If no, I'm out of ideas.
Comment 30 Len Brown 2020-03-12 17:36:40 UTC
Verified that disabling the ath10k in BIOS SETUP
also prevents the Dell 9360 from reaching deep Idle Power States.
Comment 31 Len Brown 2020-03-13 03:37:09 UTC
Confirmed that physically removing the ath10k card from the Dell 9360 allows the system to reach Low Power Idle states during suspend.
Comment 32 Len Brown 2020-03-13 03:42:45 UTC
Confirmed that installing an Intel wireless card in the Dell 9360 allows it to reliably access the network across suspend/resume cycles to both ACPI S3 and suspend-to-idle.

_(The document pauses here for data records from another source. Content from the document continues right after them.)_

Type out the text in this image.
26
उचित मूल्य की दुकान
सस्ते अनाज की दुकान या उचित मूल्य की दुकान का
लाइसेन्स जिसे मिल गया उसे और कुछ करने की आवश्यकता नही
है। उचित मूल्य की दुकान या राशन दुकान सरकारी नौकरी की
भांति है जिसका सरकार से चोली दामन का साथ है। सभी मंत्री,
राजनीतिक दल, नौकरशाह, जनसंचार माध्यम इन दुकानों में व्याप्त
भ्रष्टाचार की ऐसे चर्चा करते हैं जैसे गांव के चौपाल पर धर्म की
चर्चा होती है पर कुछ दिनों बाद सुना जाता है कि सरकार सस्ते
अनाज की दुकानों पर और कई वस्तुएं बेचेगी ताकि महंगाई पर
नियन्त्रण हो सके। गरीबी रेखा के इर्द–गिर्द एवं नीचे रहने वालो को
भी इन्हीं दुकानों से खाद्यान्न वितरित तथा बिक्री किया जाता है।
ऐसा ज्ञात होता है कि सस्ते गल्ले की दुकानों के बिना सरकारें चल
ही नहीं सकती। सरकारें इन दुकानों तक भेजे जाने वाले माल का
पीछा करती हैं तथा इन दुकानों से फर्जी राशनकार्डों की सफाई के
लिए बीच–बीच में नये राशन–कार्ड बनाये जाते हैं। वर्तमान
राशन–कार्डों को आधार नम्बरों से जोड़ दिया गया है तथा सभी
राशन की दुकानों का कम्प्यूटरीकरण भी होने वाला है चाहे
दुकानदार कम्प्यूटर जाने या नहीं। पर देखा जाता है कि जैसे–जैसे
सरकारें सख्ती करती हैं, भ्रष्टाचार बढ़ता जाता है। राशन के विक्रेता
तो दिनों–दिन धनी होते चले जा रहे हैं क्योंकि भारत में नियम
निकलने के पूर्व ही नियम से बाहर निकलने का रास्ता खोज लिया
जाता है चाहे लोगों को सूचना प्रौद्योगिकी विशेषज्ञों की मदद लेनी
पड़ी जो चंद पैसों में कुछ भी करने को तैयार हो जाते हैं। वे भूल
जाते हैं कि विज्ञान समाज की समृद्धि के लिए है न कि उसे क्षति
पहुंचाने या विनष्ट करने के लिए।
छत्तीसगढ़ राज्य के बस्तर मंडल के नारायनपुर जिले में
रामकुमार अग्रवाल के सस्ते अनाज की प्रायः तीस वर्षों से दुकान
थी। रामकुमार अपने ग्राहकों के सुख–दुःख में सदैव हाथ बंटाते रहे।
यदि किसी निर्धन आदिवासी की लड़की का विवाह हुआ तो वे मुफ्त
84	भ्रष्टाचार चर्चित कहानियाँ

Confirmed that in the suspend-to-idle case, the Dell 9360 reliably achieves good residency in Low Power Idle.

Since the platform is working well without the ath10k, and the ath10k driver prints "firmware crashed" and all methods to subsequently access the ath10k hardware fail, closing this as an ath10k hardware bug.
Comment 33 bj.cardon 2020-09-21 03:06:28 UTC
I seem to have this issue on an XPS 13 9360 as well on Kernel 5.4, however I haven't always had this issue. Is the suggestion Len made above meant to imply that this is a hardware issue that can't be fixed in the driver? Is the system capable of entering Low Power Idle in Windows, and, if so, wouldn't that suggest that it is a driver issue and not a hardware issue? I found it odd that switching to a physically different wireless adapter and thus driver was seen as evidence of an unresolvable hardware bug...
Comment 34 bimokn97 2020-12-23 17:54:54 UTC
i have same isues, my laptop is ASUS A442UR, im running on fedora 33 with kernel 5.9, but to make my hardware on again i must open my laptop and take my internal battery off for a while.
Comment 35 smit17av 2021-07-08 16:50:53 UTC
Same issue on Archlinux with 5.12.14 on Dell Vostro 3583 but with qca9377 card. Only option is to reboot.